Spatially localized trains of soliton in attractive Bose-Einstein condensates with periodic potential

We investigate the spatial profiles of periodic localized modes in attractive Bose-Einstein condensates, by solving the mean-field Gross-Pitaevskii equation in the presence of elliptic-type periodic potential. By considering a one-dimensional time independent linearized Gross-Pitaevskii equation, we obtained three bound state solutions and energies emanating from the first order Lamé equation. When the nonlinearity induced by the two body inter-atomic interactions are fully activated, spatially localized trivial phase periodic solutions of the attractive condensates are analytically obtained using the ansatz technique coupled with the direct integral method. Results of numerical simulation depicts trivial phase solutions, which are uniform train of spatially localized modes that are insensitive to variation of the elliptic modulus.
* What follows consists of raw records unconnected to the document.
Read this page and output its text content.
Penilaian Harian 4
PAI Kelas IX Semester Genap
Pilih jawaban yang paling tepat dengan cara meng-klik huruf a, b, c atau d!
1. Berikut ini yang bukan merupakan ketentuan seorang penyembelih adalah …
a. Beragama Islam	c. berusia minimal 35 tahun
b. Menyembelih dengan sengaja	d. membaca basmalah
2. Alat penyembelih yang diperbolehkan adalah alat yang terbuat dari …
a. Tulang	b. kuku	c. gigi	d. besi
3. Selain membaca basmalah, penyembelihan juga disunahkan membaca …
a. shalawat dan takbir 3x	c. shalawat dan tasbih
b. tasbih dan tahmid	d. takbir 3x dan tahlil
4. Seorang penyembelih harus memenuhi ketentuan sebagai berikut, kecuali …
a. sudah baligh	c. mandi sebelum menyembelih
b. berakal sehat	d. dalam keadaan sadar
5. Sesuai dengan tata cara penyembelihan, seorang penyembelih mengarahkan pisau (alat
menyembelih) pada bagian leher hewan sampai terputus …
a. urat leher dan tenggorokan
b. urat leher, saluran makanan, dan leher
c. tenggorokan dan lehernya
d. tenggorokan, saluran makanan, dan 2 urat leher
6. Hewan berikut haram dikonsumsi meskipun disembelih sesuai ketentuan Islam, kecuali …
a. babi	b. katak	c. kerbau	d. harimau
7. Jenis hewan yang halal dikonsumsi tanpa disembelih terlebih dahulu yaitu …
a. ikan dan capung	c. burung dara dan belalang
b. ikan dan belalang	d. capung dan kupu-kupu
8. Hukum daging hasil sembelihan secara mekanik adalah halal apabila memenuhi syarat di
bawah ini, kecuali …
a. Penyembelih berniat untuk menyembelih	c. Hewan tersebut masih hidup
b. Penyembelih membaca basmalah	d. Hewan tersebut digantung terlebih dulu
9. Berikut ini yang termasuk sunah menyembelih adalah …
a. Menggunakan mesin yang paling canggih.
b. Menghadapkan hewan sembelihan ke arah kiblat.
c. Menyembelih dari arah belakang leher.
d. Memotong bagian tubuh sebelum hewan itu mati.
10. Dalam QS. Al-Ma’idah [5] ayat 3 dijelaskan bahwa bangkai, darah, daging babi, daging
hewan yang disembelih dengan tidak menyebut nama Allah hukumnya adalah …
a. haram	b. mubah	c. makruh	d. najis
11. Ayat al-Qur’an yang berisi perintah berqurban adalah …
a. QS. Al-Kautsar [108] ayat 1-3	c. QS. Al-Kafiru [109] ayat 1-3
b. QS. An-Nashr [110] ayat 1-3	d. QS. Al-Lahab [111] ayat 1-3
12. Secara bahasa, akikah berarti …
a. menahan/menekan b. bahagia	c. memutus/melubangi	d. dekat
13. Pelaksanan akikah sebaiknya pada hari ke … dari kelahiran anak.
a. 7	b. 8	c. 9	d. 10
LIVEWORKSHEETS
However in the non-trivial phase regime, the spatially localized trains of soliton become very structurally unstable. This work underscores the spontaneous generation of periodic potential by the condensate wave function, determine the band structure of the lattice and basic properties of periodic matter waves under linear conditions, and highlight various spatial nonlinear periodic modes in the condensate. Finally, our investigation provides a solid theoretical framework that finds potential application in the fabrication of atomic lasers, periodic matter-wave gratings and quantum logic gates.